DIRECT. Rixe à Sisco : des peines de huit mois avec sursis à deux ans de prison ferme requises à l'encontre des cinq prévenus

Une image de la rixe entre des habitants de Sisco et des Corses d\'origine maghrébine, le 13 août 2016, à Sisco (Haute-Corse).
Une image de la rixe entre des habitants de Sisco et des Corses d'origine maghrébine, le 13 août 2016, à Sisco (Haute-Corse). (BUFFA CHRISTIAN / MAXPPP)

Trois frères marocains vivant en Corse et deux habitants de Sisco comparaissaient à partir de 15 heures devant le tribunal correctionnel de Bastia. 
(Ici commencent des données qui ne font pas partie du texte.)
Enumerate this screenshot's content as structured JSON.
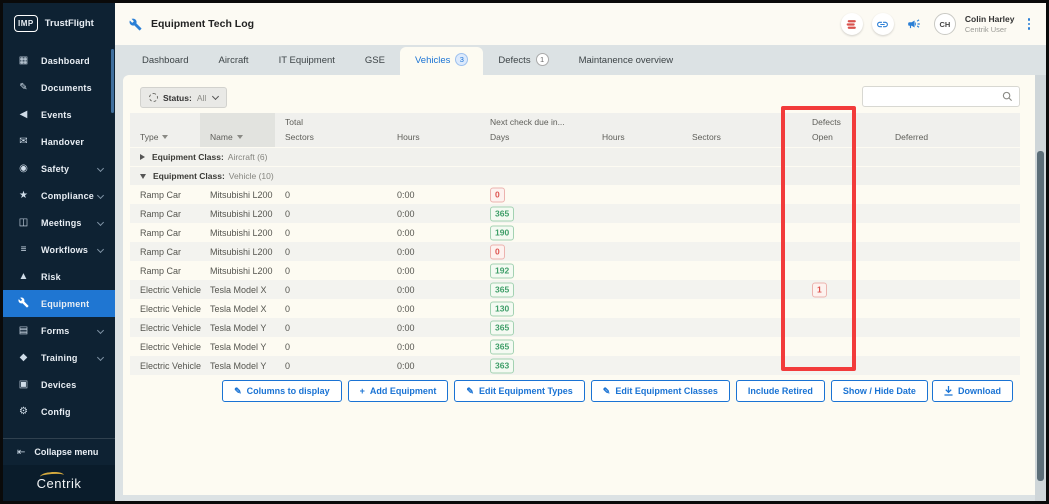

Des peines allant de 8 mois de prison avec sursis jusqu'à 30 mois de prison dont 24 mois ferme, ont été requises jeudi 15 septembre contre 5 hommes jugés pour leur implication dans le violente rixe survenue à Sisco (Haute-Corse) le 13 août. La peine la plus lourde - et la seule comportant une peine de prison ferme - a été demandée contre Mustafa Benhaddou, le seul des trois frères marocains présents devant le tribunal jeudi - 10 et 8 mois avec sursis ont été requis contre ses deux frères, qui n'étaient pas en détention provisoire et ne se sont pas présentés. Le procureur Nicolas Bessone a également requis un an avec sursis et 8 mois avec sursis contre deux villageois de Sisco jugés pour leur implication dans les échauffourées.
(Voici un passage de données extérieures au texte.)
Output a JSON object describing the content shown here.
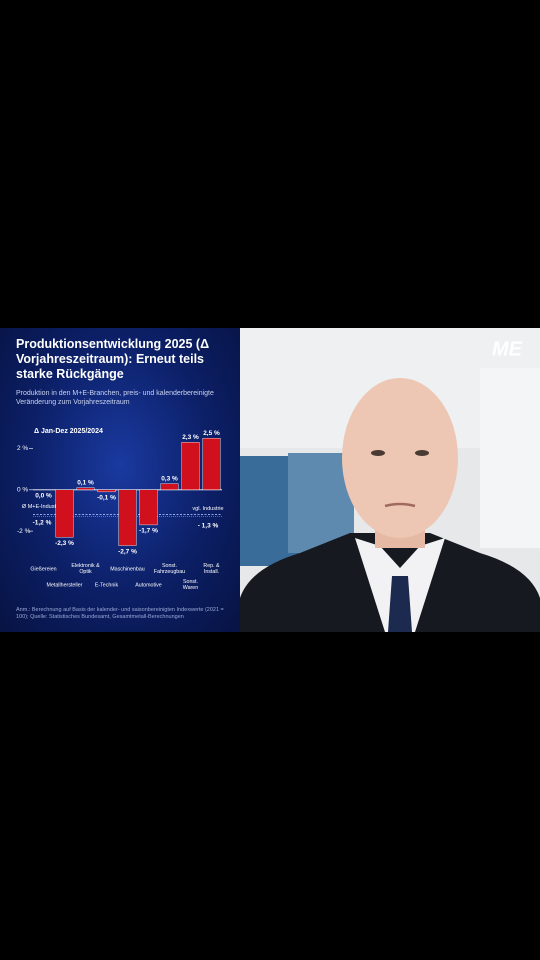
{
  "logo": "ME",
  "chart_data": {
    "type": "bar",
    "title": "Produktionsentwicklung 2025 (Δ Vorjahreszeitraum): Erneut teils starke Rückgänge",
    "subtitle": "Produktion in den M+E-Branchen, preis- und kalenderbereinigte Veränderung zum Vorjahreszeitraum",
    "y_label": "Δ Jan-Dez 2025/2024",
    "categories": [
      "Gießereien",
      "Metallhersteller",
      "Elektronik & Optik",
      "E-Technik",
      "Maschinenbau",
      "Automotive",
      "Sonst. Fahrzeugbau",
      "Sonst. Waren",
      "Rep. & Install."
    ],
    "values": [
      0.0,
      -2.3,
      0.1,
      -0.1,
      -2.7,
      -1.7,
      0.3,
      2.3,
      2.5
    ],
    "value_labels": [
      "0,0 %",
      "-2,3 %",
      "0,1 %",
      "-0,1 %",
      "-2,7 %",
      "-1,7 %",
      "0,3 %",
      "2,3 %",
      "2,5 %"
    ],
    "color": "#d0101c",
    "ylim": [
      -3.4,
      2.8
    ],
    "yticks": [
      {
        "value": 2,
        "label": "2 %"
      },
      {
        "value": 0,
        "label": "0 %"
      },
      {
        "value": -2,
        "label": "-2 %"
      }
    ],
    "reference_lines": [
      {
        "name": "Ø M+E-Industrie",
        "value": -1.2,
        "value_label": "-1,2 %"
      },
      {
        "name": "vgl. Industrie",
        "value": -1.3,
        "value_label": "- 1,3 %"
      }
    ],
    "note": "Anm.: Berechnung auf Basis der kalender- und saisonbereinigten Indexwerte (2021 = 100); Quelle: Statistisches Bundesamt, Gesamtmetall-Berechnungen"
  }
}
Cinq personnes étaient jugées pour violences en réunion. Trois frères marocains vivant en Corse et deux habitants de Sisco comparaissaient à partir de 15 heures devant le tribunal correctionnel. Mustafa Benhaddou, un ouvrier du bâtiment au chômage, déjà condamné pour outrage, pour transport d'armes et pour des délits liés aux stupéfiants, sera jugé détenu. Ses deux frères, Abdelillah et Jamal, devaient comparaître libres. Face à eux, deux villageois soutenus par la population locale : le boulanger Lucien Straboni et Pierre Baldi, un employé de la mairie de Sisco, pouvaient également comparaître libres.

Des photos qui enveniment tout. Tout est apparemment parti de quelques photos prises depuis le bord de la route. Installé avec sa famille depuis le matin dans une petite crique de Sisco, Mustapha Benhaddou n'apprécie pas et le fait savoir, d'abord à un couple de touristes, puis à un groupe de jeunes. Jeudi, lui qui comparaît détenu et qui a déjà été condamné à plusieurs reprises, notamment pour trafic de drogue, est le seul membre de sa famille présent devant la cour --ses deux frères, eux aussi poursuivis, ne se sont pas présentés, faisant savoir par le biais de leurs avocats qu'ils craignaient pour leur sécurité.

Une bagarre impliquant des dizaines de personnes avait éclaté le samedi 13 août sur une plage de Sisco. Quatre personnes avaient été blessées et plusieurs véhicules avaient été renversés et incendiés. A l'origine de la rixe : des tensions entre une famille marocaine accusée d'avoir voulu privatiser la plage et d'avoir lancé des pierres sur des baigneurs, et des habitants du village accusés d'avoir proféré des insultes racistes et d'avoir pris en photo, sans leur autorisation, les membres de la famille.